Avevano denunciato la presenza di micotossine e glifosato nel grano utilizzato per la produzione della pasta da parte delle aziende italiane, fra cui Barilla, Divella, De Cecco, Lucio Garofolo e La Molisana ed alla fine il Tribunale ha dato ragione a GranoSalus e I Nuovi Vespri, insieme all'Associazione dei consumatori. Qualcuno ha rievocato l'immagine biblica di Davide contro Golia, tanto era il divario fra le due parti in causa visto che le big dell'industria italiana erano accompagnate dall'Associazione delle industrie del dolce e della pasta italiane.
La sconfitta decretata dai giudici di Roma è stata pesante, anche se probabilmente non avrà conseguenze sul lato pratico.
"Legittima manifestazione del pensiero"
Il Tribunale della Capitale ha rigettato nuovamente il ricorso presentato dai big dell'industria della pasta in merito al caso del grano contaminato, scoppiato nella primavera di quest'anno. Barilla, insieme alle altre aziende, aveva chiesto la rimozione di alcuni articoli pubblicati su internet che avevano al centro un'inchiesta di Granosalus. I risultati delle ricerche condotte dall'associazione avevano sollevato numerose polemiche in rete e sui social, in quanto dall'inchiesta emergeva la presenza di contaminanti del grano, appunto le micotossine ed il glifosato.

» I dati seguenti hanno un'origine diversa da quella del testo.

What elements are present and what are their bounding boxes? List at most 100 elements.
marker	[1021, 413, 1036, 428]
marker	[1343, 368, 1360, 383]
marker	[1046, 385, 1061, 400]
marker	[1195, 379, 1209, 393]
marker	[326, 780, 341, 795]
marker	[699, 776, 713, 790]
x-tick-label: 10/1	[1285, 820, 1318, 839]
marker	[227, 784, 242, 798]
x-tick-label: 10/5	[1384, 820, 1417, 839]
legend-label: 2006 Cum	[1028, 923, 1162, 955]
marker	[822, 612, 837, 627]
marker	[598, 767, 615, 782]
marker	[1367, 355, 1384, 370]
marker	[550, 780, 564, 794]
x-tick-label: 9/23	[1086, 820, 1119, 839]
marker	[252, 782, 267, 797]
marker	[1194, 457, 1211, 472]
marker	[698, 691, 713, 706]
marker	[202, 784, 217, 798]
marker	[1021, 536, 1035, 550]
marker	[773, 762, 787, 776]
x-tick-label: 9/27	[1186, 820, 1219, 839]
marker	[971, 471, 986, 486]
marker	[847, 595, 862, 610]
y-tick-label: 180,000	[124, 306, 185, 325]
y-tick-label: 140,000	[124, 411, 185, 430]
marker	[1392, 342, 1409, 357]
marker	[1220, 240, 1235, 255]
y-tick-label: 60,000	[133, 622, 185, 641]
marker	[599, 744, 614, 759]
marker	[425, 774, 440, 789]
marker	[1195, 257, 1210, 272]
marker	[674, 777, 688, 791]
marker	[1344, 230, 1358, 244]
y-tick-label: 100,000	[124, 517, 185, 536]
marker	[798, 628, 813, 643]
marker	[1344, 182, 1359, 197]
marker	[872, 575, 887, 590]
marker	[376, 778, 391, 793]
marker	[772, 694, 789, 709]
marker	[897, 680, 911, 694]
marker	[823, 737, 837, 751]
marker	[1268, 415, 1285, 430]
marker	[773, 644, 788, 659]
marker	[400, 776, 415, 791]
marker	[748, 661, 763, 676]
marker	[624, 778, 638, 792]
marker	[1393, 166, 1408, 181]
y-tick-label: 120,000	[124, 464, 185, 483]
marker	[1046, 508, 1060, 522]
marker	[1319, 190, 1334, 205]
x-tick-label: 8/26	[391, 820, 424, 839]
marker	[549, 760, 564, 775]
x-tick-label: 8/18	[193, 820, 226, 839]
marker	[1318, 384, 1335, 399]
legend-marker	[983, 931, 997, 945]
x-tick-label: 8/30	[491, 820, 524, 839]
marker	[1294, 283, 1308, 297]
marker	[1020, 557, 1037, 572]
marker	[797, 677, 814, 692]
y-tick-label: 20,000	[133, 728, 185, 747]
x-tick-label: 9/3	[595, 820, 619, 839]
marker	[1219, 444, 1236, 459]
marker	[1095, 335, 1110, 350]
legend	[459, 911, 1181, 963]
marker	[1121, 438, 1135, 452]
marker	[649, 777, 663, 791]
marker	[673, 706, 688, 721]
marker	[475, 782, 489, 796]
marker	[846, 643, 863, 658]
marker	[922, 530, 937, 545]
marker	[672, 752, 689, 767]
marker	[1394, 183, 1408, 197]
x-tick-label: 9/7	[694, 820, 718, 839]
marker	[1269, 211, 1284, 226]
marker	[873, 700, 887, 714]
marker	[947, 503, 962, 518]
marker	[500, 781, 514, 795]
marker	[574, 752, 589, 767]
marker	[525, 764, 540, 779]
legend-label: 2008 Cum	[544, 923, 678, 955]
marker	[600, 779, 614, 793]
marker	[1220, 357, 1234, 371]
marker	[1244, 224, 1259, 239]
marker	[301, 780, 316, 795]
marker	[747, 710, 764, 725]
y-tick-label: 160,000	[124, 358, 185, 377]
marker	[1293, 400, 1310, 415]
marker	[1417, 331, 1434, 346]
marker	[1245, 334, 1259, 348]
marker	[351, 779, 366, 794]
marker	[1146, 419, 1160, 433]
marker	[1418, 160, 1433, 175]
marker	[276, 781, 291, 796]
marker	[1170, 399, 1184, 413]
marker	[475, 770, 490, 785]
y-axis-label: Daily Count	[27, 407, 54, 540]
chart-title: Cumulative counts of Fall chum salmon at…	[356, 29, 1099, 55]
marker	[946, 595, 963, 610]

La recente sentenza del Tribunale civile di Roma stabilisce che gli articoli in questione non vadano rimossi poiché rappresentano una legittima espressione del diritto di critica e di manifestazione del pensiero. Nel giugno scorso, il Tribunale aveva respinto un primo ricorso presentato dalle big della pasta, i cui prodotti sono reperibili in tutti i supermercati del nostro territorio, indistintamente da Nord a Sud.
Una seconda sconfitta, quella delle ultime ore, a cui difficilmente seguirà un nuovo ricorso (sarebbe il terzo nel giro di quattro mesi).
La guerra del grano
Per dovere di cronaca, va detto che le percentuali di contaminanti di grano rilevate nei campioni di pasta analizzati nel corso dell'inchiesta dell'associazione GranoSalus rientrino nei valori limite previsti dall'Unione Europea.
Nonostante ciò, rimane il danno di immagine per le industrie citate qui sopra, che si sono viste negare la possibilità di far rimuovere gli articoli pubblicati nel mese di marzo. Gli industriali, dopo che l'inchiesta era divenuta di dominio pubblico, avevano replicato sostenendo che le analisi non erano state effettuate secondo i giusti criteri e per questo motivo non erano da ritenersi valide.